Often syscalls like write(2)
, read(2)
, close(2)
et cetera fail due to being interrupted by a signal with the errno
value EINTR
(say the size of the terminal window changed and SIGWINCH
was received), which is a transient error and ought to be retried, and code often uses wrappers around these sycalls that retry on EINTR
(and often EAGAIN
or ENOBUFS
).
But it is possible to get stuck in the theoretical situation where code just continue infinitely looping on EINTR
due to either receiving non-stop signals, or because the syscall was intercepted by a custom implementation of that syscall that just returns EINTR
.
In such cases, in library code, how many times does it make sense to retry the syscall?
For wrappers around syscalls that retry on EINTR, how many times does retrying make sense?
From zero to infinitely many.
Glibc standard library is in use in billions of devices around the world. Calling printf("Hello world\n");
will end up in the _IO_new_file_write
function that looks like the following, from https://github.com/bminor/glibc/blob/5aa2f79691ca6a40a59dfd4a2d6f7baff6917eb7/libio/fileops.c#L1176 :
ssize_t
_IO_new_file_write (FILE *f, const void *data, ssize_t n)
{
ssize_t to_do = n;
while (to_do > 0)
{
ssize_t count = (__builtin_expect (f->_flags2
& _IO_FLAGS2_NOTCANCEL, 0)
? __write_nocancel (f->_fileno, data, to_do)

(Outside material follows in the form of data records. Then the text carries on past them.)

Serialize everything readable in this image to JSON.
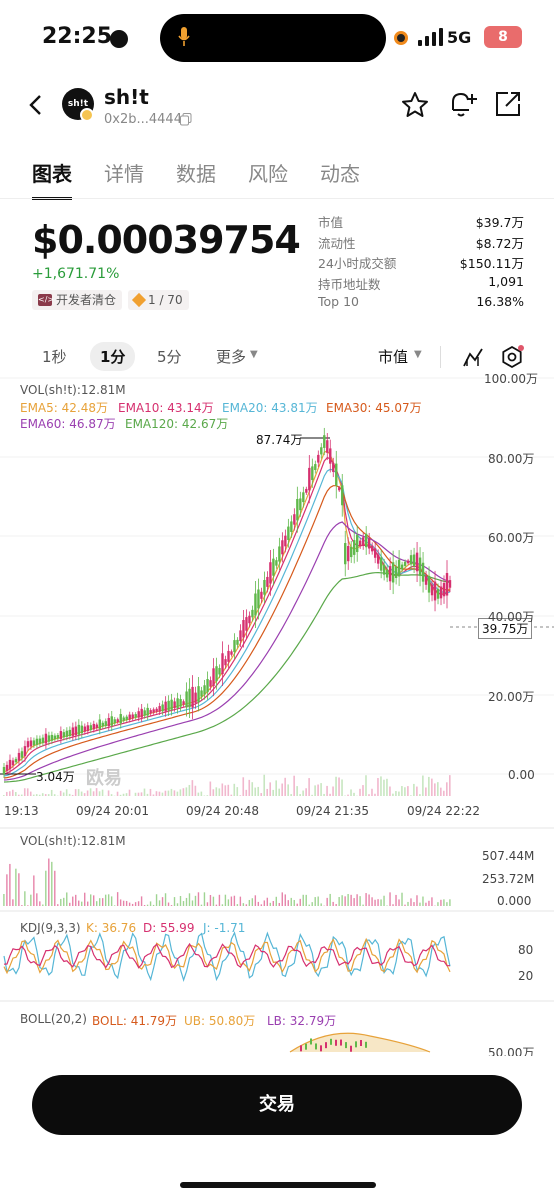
{
  "status": {
    "time": "22:25",
    "network": "5G",
    "battery": "8"
  },
  "token": {
    "logo_text": "sh!t",
    "name": "sh!t",
    "address": "0x2b...4444"
  },
  "tabs": [
    "图表",
    "详情",
    "数据",
    "风险",
    "动态"
  ],
  "price": "$0.00039754",
  "change": "+1,671.71%",
  "dev_tag": "开发者清仓",
  "rank_tag": "1 / 70",
  "stats": [
    {
      "k": "市值",
      "v": "$39.7万"
    },
    {
      "k": "流动性",
      "v": "$8.72万"
    },
    {
      "k": "24小时成交额",
      "v": "$150.11万"
    },
    {
      "k": "持币地址数",
      "v": "1,091"
    },
    {
      "k": "Top 10",
      "v": "16.38%"
    }
  ],
  "intervals": {
    "i1": "1秒",
    "i2": "1分",
    "i3": "5分",
    "more": "更多",
    "mode": "市值"
  },
  "main_legend": {
    "vol": "VOL(sh!t):12.81M",
    "ema5": "EMA5: 42.48万",
    "ema10": "EMA10: 43.14万",
    "ema20": "EMA20: 43.81万",
    "ema30": "EMA30: 45.07万",
    "ema60": "EMA60: 46.87万",
    "ema120": "EMA120: 42.67万"
  },
  "y_axis": [
    "100.00万",
    "80.00万",
    "60.00万",
    "40.00万",
    "20.00万",
    "0.00"
  ],
  "high_label": "87.74万",
  "low_label": "3.04万",
  "current_label": "39.75万",
  "watermark": "欧易",
  "x_axis": [
    "19:13",
    "09/24 20:01",
    "09/24 20:48",
    "09/24 21:35",
    "09/24 22:22"
  ],
  "vol_panel": {
    "label": "VOL(sh!t):12.81M",
    "y": [
      "507.44M",
      "253.72M",
      "0.000"
    ]
  },
  "kdj_panel": {
    "label": "KDJ(9,3,3)",
    "k": "K: 36.76",
    "d": "D: 55.99",
    "j": "J: -1.71",
    "y": [
      "80",
      "20"
    ]
  },
  "boll_panel": {
    "label": "BOLL(20,2)",
    "boll": "BOLL: 41.79万",
    "ub": "UB: 50.80万",
    "lb": "LB: 32.79万",
    "y": [
      "50.00万"
    ]
  },
  "trade_button": "交易",
  "colors": {
    "up": "#5fb84a",
    "down": "#d6306f",
    "ema5": "#e7a23a",
    "ema10": "#d6306f",
    "ema20": "#56b6d6",
    "ema30": "#d65a1c",
    "ema60": "#9a3fb0",
    "ema120": "#5aa84a"
  }
}
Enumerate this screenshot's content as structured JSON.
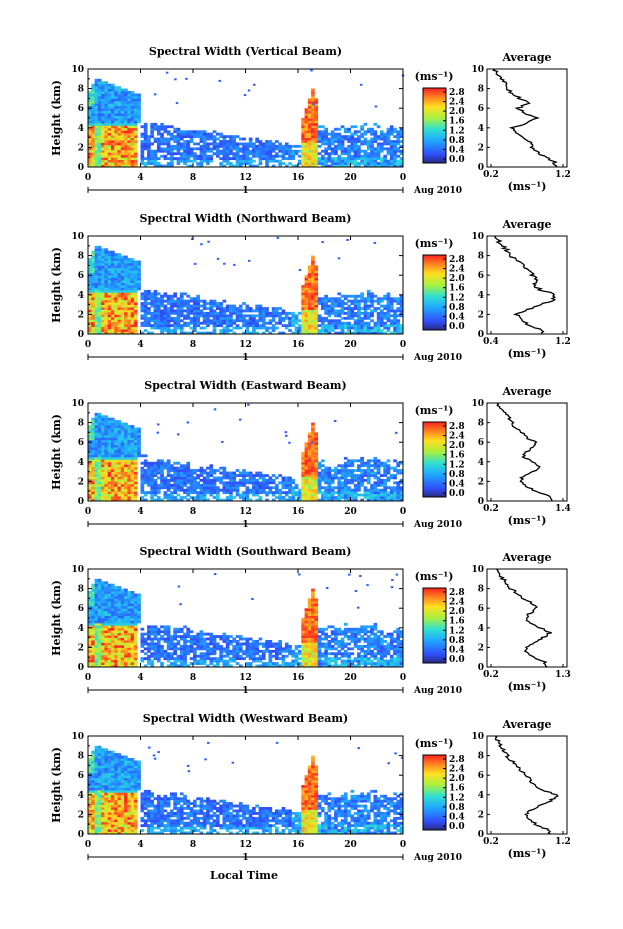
{
  "figure": {
    "x_axis_label": "Local Time",
    "date_label": "Aug 2010",
    "day_label": "1",
    "units_label": "(ms⁻¹)",
    "average_title": "Average",
    "y_axis_label": "Height (km)"
  },
  "chart_data": [
    {
      "type": "heatmap",
      "title": "Spectral Width (Vertical Beam)",
      "ylabel": "Height (km)",
      "xlabel": "",
      "x_ticks": [
        "0",
        "4",
        "8",
        "12",
        "16",
        "20",
        "0"
      ],
      "y_ticks": [
        "0",
        "2",
        "4",
        "6",
        "8",
        "10"
      ],
      "xlim": [
        0,
        24
      ],
      "ylim": [
        0,
        10
      ],
      "colorbar": {
        "label": "(ms⁻¹)",
        "ticks": [
          "2.8",
          "2.4",
          "2.0",
          "1.6",
          "1.2",
          "0.8",
          "0.4",
          "0.0"
        ],
        "range": [
          0,
          2.8
        ]
      },
      "average_profile": {
        "title": "Average",
        "xlabel": "(ms⁻¹)",
        "x_ticks": [
          "0.2",
          "1.2"
        ],
        "xlim": [
          0.2,
          1.2
        ],
        "heights": [
          0,
          0.5,
          1,
          1.5,
          2,
          2.5,
          3,
          3.5,
          4,
          4.5,
          5,
          5.5,
          6,
          6.5,
          7,
          7.5,
          8,
          8.5,
          9,
          9.5,
          10
        ],
        "values": [
          1.1,
          1.08,
          0.95,
          0.85,
          0.78,
          0.75,
          0.62,
          0.55,
          0.5,
          0.7,
          0.82,
          0.68,
          0.58,
          0.72,
          0.6,
          0.5,
          0.42,
          0.4,
          0.36,
          0.3,
          0.25
        ]
      }
    },
    {
      "type": "heatmap",
      "title": "Spectral Width (Northward Beam)",
      "ylabel": "Height (km)",
      "xlabel": "",
      "x_ticks": [
        "0",
        "4",
        "8",
        "12",
        "16",
        "20",
        "0"
      ],
      "y_ticks": [
        "0",
        "2",
        "4",
        "6",
        "8",
        "10"
      ],
      "xlim": [
        0,
        24
      ],
      "ylim": [
        0,
        10
      ],
      "colorbar": {
        "label": "(ms⁻¹)",
        "ticks": [
          "2.8",
          "2.4",
          "2.0",
          "1.6",
          "1.2",
          "0.8",
          "0.4",
          "0.0"
        ],
        "range": [
          0,
          2.8
        ]
      },
      "average_profile": {
        "title": "Average",
        "xlabel": "(ms⁻¹)",
        "x_ticks": [
          "0.4",
          "1.2"
        ],
        "xlim": [
          0.4,
          1.2
        ],
        "heights": [
          0,
          0.5,
          1,
          1.5,
          2,
          2.5,
          3,
          3.5,
          4,
          4.5,
          5,
          5.5,
          6,
          6.5,
          7,
          7.5,
          8,
          8.5,
          9,
          9.5,
          10
        ],
        "values": [
          0.98,
          0.95,
          0.8,
          0.72,
          0.68,
          0.8,
          0.95,
          1.1,
          1.12,
          0.95,
          0.88,
          0.9,
          0.86,
          0.82,
          0.75,
          0.7,
          0.62,
          0.58,
          0.52,
          0.48,
          0.45
        ]
      }
    },
    {
      "type": "heatmap",
      "title": "Spectral Width (Eastward Beam)",
      "ylabel": "Height (km)",
      "xlabel": "",
      "x_ticks": [
        "0",
        "4",
        "8",
        "12",
        "16",
        "20",
        "0"
      ],
      "y_ticks": [
        "0",
        "2",
        "4",
        "6",
        "8",
        "10"
      ],
      "xlim": [
        0,
        24
      ],
      "ylim": [
        0,
        10
      ],
      "colorbar": {
        "label": "(ms⁻¹)",
        "ticks": [
          "2.8",
          "2.4",
          "2.0",
          "1.6",
          "1.2",
          "0.8",
          "0.4",
          "0.0"
        ],
        "range": [
          0,
          2.8
        ]
      },
      "average_profile": {
        "title": "Average",
        "xlabel": "(ms⁻¹)",
        "x_ticks": [
          "0.2",
          "1.4"
        ],
        "xlim": [
          0.2,
          1.4
        ],
        "heights": [
          0,
          0.5,
          1,
          1.5,
          2,
          2.5,
          3,
          3.5,
          4,
          4.5,
          5,
          5.5,
          6,
          6.5,
          7,
          7.5,
          8,
          8.5,
          9,
          9.5,
          10
        ],
        "values": [
          1.2,
          1.15,
          0.95,
          0.8,
          0.7,
          0.72,
          0.9,
          1.0,
          0.88,
          0.74,
          0.78,
          0.92,
          0.95,
          0.78,
          0.72,
          0.6,
          0.55,
          0.5,
          0.42,
          0.35,
          0.3
        ]
      }
    },
    {
      "type": "heatmap",
      "title": "Spectral Width (Southward Beam)",
      "ylabel": "Height (km)",
      "xlabel": "",
      "x_ticks": [
        "0",
        "4",
        "8",
        "12",
        "16",
        "20",
        "0"
      ],
      "y_ticks": [
        "0",
        "2",
        "4",
        "6",
        "8",
        "10"
      ],
      "xlim": [
        0,
        24
      ],
      "ylim": [
        0,
        10
      ],
      "colorbar": {
        "label": "(ms⁻¹)",
        "ticks": [
          "2.8",
          "2.4",
          "2.0",
          "1.6",
          "1.2",
          "0.8",
          "0.4",
          "0.0"
        ],
        "range": [
          0,
          2.8
        ]
      },
      "average_profile": {
        "title": "Average",
        "xlabel": "(ms⁻¹)",
        "x_ticks": [
          "0.2",
          "1.3"
        ],
        "xlim": [
          0.2,
          1.3
        ],
        "heights": [
          0,
          0.5,
          1,
          1.5,
          2,
          2.5,
          3,
          3.5,
          4,
          4.5,
          5,
          5.5,
          6,
          6.5,
          7,
          7.5,
          8,
          8.5,
          9,
          9.5,
          10
        ],
        "values": [
          1.05,
          1.02,
          0.85,
          0.75,
          0.72,
          0.85,
          1.0,
          1.1,
          0.95,
          0.78,
          0.72,
          0.8,
          0.9,
          0.82,
          0.7,
          0.6,
          0.5,
          0.45,
          0.38,
          0.32,
          0.28
        ]
      }
    },
    {
      "type": "heatmap",
      "title": "Spectral Width (Westward Beam)",
      "ylabel": "Height (km)",
      "xlabel": "Local Time",
      "x_ticks": [
        "0",
        "4",
        "8",
        "12",
        "16",
        "20",
        "0"
      ],
      "y_ticks": [
        "0",
        "2",
        "4",
        "6",
        "8",
        "10"
      ],
      "xlim": [
        0,
        24
      ],
      "ylim": [
        0,
        10
      ],
      "colorbar": {
        "label": "(ms⁻¹)",
        "ticks": [
          "2.8",
          "2.4",
          "2.0",
          "1.6",
          "1.2",
          "0.8",
          "0.4",
          "0.0"
        ],
        "range": [
          0,
          2.8
        ]
      },
      "average_profile": {
        "title": "Average",
        "xlabel": "(ms⁻¹)",
        "x_ticks": [
          "0.2",
          "1.2"
        ],
        "xlim": [
          0.2,
          1.2
        ],
        "heights": [
          0,
          0.5,
          1,
          1.5,
          2,
          2.5,
          3,
          3.5,
          4,
          4.5,
          5,
          5.5,
          6,
          6.5,
          7,
          7.5,
          8,
          8.5,
          9,
          9.5,
          10
        ],
        "values": [
          1.0,
          0.98,
          0.82,
          0.72,
          0.68,
          0.78,
          0.92,
          1.05,
          1.12,
          0.9,
          0.8,
          0.75,
          0.7,
          0.62,
          0.55,
          0.48,
          0.42,
          0.38,
          0.34,
          0.3,
          0.26
        ]
      }
    }
  ]
}
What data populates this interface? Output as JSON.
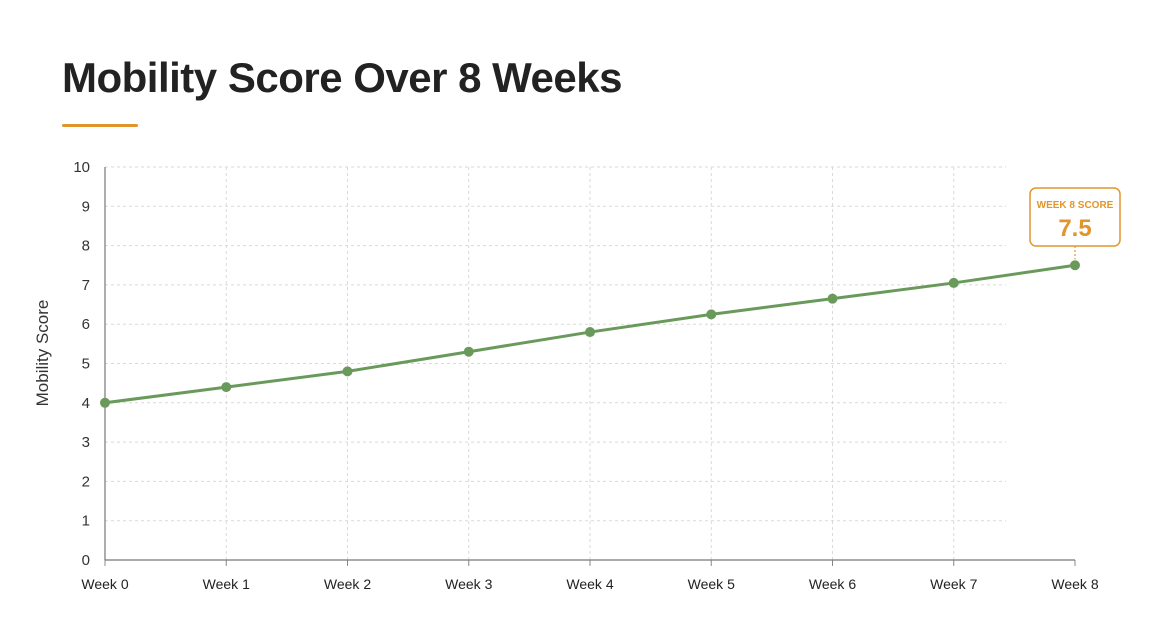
{
  "colors": {
    "accent": "#e0962c",
    "series": "#6a9a5b",
    "grid": "#d9d9d9",
    "axis": "#555555",
    "text": "#222222"
  },
  "chart_data": {
    "type": "line",
    "title": "Mobility Score Over 8 Weeks",
    "xlabel": "",
    "ylabel": "Mobility Score",
    "categories": [
      "Week 0",
      "Week 1",
      "Week 2",
      "Week 3",
      "Week 4",
      "Week 5",
      "Week 6",
      "Week 7",
      "Week 8"
    ],
    "series": [
      {
        "values": [
          4.0,
          4.4,
          4.8,
          5.3,
          5.8,
          6.25,
          6.65,
          7.05,
          7.5
        ]
      }
    ],
    "ylim": [
      0,
      10
    ],
    "yticks": [
      0,
      1,
      2,
      3,
      4,
      5,
      6,
      7,
      8,
      9,
      10
    ],
    "grid": true,
    "annotation": {
      "label": "WEEK 8 SCORE",
      "value": "7.5",
      "category_index": 8
    }
  }
}
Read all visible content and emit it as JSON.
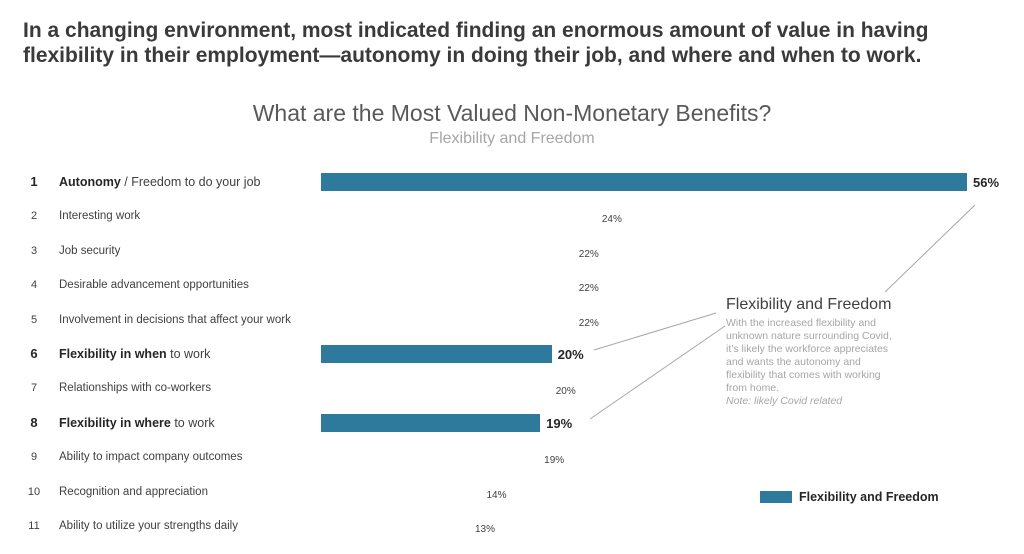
{
  "headline": "In a changing environment, most indicated finding an enormous amount of value in having flexibility in their employment—autonomy in doing their job, and where and when to work.",
  "colors": {
    "accent": "#2e7a9c",
    "text": "#404040",
    "muted": "#a6a6a6"
  },
  "chart_data": {
    "type": "bar",
    "orientation": "horizontal",
    "title": "What are the Most Valued Non-Monetary Benefits?",
    "subtitle": "Flexibility and Freedom",
    "xlim": [
      0,
      56
    ],
    "legend": {
      "label": "Flexibility and Freedom",
      "position": "bottom-right"
    },
    "rows": [
      {
        "rank": "1",
        "label_bold": "Autonomy",
        "label_rest": " / Freedom to do your job",
        "value": 56,
        "value_label": "56%",
        "highlight": true
      },
      {
        "rank": "2",
        "label_bold": "",
        "label_rest": "Interesting work",
        "value": 24,
        "value_label": "24%",
        "highlight": false
      },
      {
        "rank": "3",
        "label_bold": "",
        "label_rest": "Job security",
        "value": 22,
        "value_label": "22%",
        "highlight": false
      },
      {
        "rank": "4",
        "label_bold": "",
        "label_rest": "Desirable advancement opportunities",
        "value": 22,
        "value_label": "22%",
        "highlight": false
      },
      {
        "rank": "5",
        "label_bold": "",
        "label_rest": "Involvement in decisions that affect your work",
        "value": 22,
        "value_label": "22%",
        "highlight": false
      },
      {
        "rank": "6",
        "label_bold": "Flexibility in when",
        "label_rest": " to work",
        "value": 20,
        "value_label": "20%",
        "highlight": true
      },
      {
        "rank": "7",
        "label_bold": "",
        "label_rest": "Relationships with co-workers",
        "value": 20,
        "value_label": "20%",
        "highlight": false
      },
      {
        "rank": "8",
        "label_bold": "Flexibility in where",
        "label_rest": " to work",
        "value": 19,
        "value_label": "19%",
        "highlight": true
      },
      {
        "rank": "9",
        "label_bold": "",
        "label_rest": "Ability to impact company outcomes",
        "value": 19,
        "value_label": "19%",
        "highlight": false
      },
      {
        "rank": "10",
        "label_bold": "",
        "label_rest": "Recognition and appreciation",
        "value": 14,
        "value_label": "14%",
        "highlight": false
      },
      {
        "rank": "11",
        "label_bold": "",
        "label_rest": "Ability to utilize your strengths daily",
        "value": 13,
        "value_label": "13%",
        "highlight": false
      }
    ],
    "annotation": {
      "title": "Flexibility and Freedom",
      "lines": [
        "With the increased flexibility and",
        "unknown nature surrounding Covid,",
        "it’s likely the workforce appreciates",
        "and wants the autonomy and",
        "flexibility that comes with working",
        "from home."
      ],
      "note": "Note:  likely Covid related"
    }
  }
}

: __write (f->_fileno, data, to_do));
if (count < 0)
{
f->_flags |= _IO_ERR_SEEN;
break;
}
to_do -= count;
data = (void *) ((char *) data + count);
}
n -= to_do;
if (f->_offset >= 0)
f->_offset += n;
return n;
}
As you can, while (to_do > 0)
the function will loop infinitely many times until the data are written, ignorin any EINTR
signal and not even checking for any.
Because this software is used in literally almost every single linux device around the world, it is safe to say that looping infinitely many times is completely fine.
Now, you may be working with a non-standard implementation of write. For example on an embedded device the programmer may implement his own implementation of write
, like _write_r
when using Newlib C standard library. If such a programmer sets errno = EINTR
and returns 0 from his write
function endlessly, I would say that's on him. But if you feel like you want to detect such situations, go ahead. I do not feel like there is the need to do it.
The contract of write
function is just that when the number of bytes written is not equal to how many bytes you wanted to write, you should repeat the call, with shifted data and count. That's that.